Early childhood development in emergencies
Ensuring the youngest children and their caregivers are visible in humanitarian contexts.
Even in the best of times, babies and young children are among the world’s most vulnerable people. When societies are shaken by violence, disasters or disease outbreaks, their youngest members experience this as an existential threat.
More than half of under-five deaths are estimated to occur in settings affected by armed conflict, displacement or natural disasters. Meanwhile, children exposed to extreme stress and deprivation during the critical years between birth and age 8 are more likely to struggle with cognitive, behavioural and emotional difficulties and experience delays in their development.
More than half of under-five deaths are estimated to occur in settings affected by armed conflict, displacement or natural disasters.
For parents and caregivers – young children’s first line of defense against adversity – emergencies bring stress, danger and uncertainty that make it harder to provide the responsive care, nutritious food and safe environments their children need. Crises strain and disrupt the social services families rely on, and as the COVID-19 pandemic demonstrated everywhere, those living in poverty or belonging to marginalized groups are hardest hit.
For babies and young children in humanitarian and fragile settings, access to early childhood development (ECD) services is a matter of life and death. Supporting them and their caregivers is essential to ending preventable newborn and under-five deaths and fostering healthy brain development. It is also a key part of helping communities and countries recover from crises, breaking cycles of poverty and violence, and building peaceful, resilient societies.

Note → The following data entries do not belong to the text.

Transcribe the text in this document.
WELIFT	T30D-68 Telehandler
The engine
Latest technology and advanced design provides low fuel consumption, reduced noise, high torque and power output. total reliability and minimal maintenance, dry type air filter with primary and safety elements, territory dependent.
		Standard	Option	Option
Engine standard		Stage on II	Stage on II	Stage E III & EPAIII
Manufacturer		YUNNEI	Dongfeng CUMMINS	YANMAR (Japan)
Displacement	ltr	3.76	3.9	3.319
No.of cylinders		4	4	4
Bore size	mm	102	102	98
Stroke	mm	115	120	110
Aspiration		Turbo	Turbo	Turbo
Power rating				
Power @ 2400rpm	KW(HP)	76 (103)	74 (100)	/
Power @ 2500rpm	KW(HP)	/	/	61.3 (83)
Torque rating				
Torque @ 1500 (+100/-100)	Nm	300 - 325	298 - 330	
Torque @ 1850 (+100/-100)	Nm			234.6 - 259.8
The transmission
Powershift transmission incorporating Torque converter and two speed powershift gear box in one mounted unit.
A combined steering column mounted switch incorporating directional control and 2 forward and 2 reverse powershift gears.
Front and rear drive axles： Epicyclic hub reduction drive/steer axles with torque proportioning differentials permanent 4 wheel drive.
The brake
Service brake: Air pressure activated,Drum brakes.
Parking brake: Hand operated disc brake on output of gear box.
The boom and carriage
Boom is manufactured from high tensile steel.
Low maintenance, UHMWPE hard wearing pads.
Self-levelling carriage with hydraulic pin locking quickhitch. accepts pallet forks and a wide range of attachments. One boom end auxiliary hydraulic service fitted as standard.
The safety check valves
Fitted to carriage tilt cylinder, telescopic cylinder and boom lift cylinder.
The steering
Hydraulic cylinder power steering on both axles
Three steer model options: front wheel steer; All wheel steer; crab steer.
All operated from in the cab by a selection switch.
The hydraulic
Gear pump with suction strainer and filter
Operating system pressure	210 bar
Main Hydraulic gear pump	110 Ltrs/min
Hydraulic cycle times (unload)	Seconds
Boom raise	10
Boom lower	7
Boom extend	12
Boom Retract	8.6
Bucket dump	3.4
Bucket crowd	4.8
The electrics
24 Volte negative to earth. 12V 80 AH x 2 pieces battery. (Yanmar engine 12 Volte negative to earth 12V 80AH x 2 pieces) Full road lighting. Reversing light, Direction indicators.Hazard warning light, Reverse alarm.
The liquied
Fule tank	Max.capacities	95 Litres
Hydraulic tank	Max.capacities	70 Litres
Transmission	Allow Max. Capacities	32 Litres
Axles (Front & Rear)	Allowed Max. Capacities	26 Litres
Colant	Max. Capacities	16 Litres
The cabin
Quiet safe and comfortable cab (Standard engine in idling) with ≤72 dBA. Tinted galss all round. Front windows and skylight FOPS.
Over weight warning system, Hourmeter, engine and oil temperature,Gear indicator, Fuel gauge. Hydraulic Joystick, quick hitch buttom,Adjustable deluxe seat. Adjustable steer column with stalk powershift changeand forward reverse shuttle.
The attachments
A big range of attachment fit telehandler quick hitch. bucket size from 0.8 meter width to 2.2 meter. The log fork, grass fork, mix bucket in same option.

ECD in emergencies is not getting the attention or the resources it needs. Only a small percentage of humanitarian response plans incorporate ECD interventions. Funding is scarce, and often limited to short-term surge funding that does not allow programming to be sustained for lasting impact.
UNICEF works with governments, donors and other partners to ensure that the youngest children and their caregivers are visible in humanitarian contexts, and that the critical importance of early childhood development (ECD) services is recognized – both in the acute emergencies that make news headlines, and in the protracted crises the world often forgets.
We advocate for increased, long-term funding to support ECD programming in emergencies and for the integration of ECD across all phases of humanitarian action. Our goal? Countries build in support for young children and their caregivers as they prepare for, respond to and recover from emergencies.
There are many pieces to ensuring the youngest children’s survival and healthy development in humanitarian and fragile settings – making sure they get the right food and health care, have a chance to play and learn, and experience the love and safety that create a buffer against the impacts of adversity.
Putting all these pieces in place means making ECD an integral part of humanitarian interventions in every sector: in nutrition and health; water, sanitation and hygiene; education, child protection and social policy. It means strengthening awareness and knowledge of ECD among frontline workers during emergencies – building up a workforce of people who know what young children and their caregivers need, and are equipped to offer that support through proven interventions.
UNICEF has developed, tested and rolled out packages of interventions to provide critical ECD services in humanitarian and fragile settings. These approaches include creating safe spaces for babies and young children to play and learn, training caregivers and frontline workers to provide nurturing environments, and counselling caregivers to bolster their own well-being.
Through these core ECD packages, we are working to make sure that – even in the worst of times – babies and young children get what they need to survive the upheavals around them and develop to their full potential, so that they and their communities can build back and thrive.